Plant Cell Rep. 1993 Dec;13(2):63-8. doi: 10.1007/BF00235291.
Transgenic haploid maize (Zea mays L.) plants were obtained from protoplasts isolated from microspore-derived cell suspension cultures. Protoplasts were electroporated in the presence of plasmid DNA containing the gus A and npt II genes encoding ß-glucuronidase (GUS) and neomycin phosphotransferase II (NPT II), respectively. Transformed calli were selected and continuously maintained on kanamycin containing medium. Stable transformation was confirmed by enzyme assays and DNA. analysis. Stably transformed tissue was transferred to regeneration medium and several plants were obtained. Most plants showed NPT II activity, and some also showed GUS activity. Chromosome examinations performed on representative plants showed that they were haploid. As expected, these plants were infertile.
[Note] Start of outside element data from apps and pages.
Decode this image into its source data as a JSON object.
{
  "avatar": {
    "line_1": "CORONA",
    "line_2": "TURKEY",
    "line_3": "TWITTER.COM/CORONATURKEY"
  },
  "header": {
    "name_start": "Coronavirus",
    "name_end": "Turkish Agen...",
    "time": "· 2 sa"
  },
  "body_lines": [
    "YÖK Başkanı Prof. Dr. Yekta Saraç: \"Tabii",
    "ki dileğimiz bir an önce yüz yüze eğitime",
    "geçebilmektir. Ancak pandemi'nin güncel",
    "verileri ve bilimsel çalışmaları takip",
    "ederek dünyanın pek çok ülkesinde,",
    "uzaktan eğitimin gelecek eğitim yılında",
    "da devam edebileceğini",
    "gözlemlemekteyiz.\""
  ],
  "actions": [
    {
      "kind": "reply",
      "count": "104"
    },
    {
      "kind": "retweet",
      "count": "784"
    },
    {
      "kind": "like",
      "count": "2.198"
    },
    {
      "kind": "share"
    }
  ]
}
通过微孢子体衍生细胞悬浮培养物中分离的原生质体,获得了转基因单倍体玉米(Zea mays L.)植株。在含有分别编码β-葡萄糖醛酸酶(GUS)和新霉素磷酸转移酶 II(NPT II)的 gus A 和 npt II 基因的质粒 DNA 的存在下,对原生质体进行电穿孔。转化的愈伤组织被选择并在含有卡那霉素的培养基上连续维持。通过酶分析和 DNA 分析证实了稳定的转化。将稳定转化的组织转移到再生培养基中,并获得了几个植株。大多数植株表现出 NPT II 活性,有些植株也表现出 GUS 活性。对代表性植株进行的染色体检查表明,它们是单倍体。正如预期的那样,这些植株不育。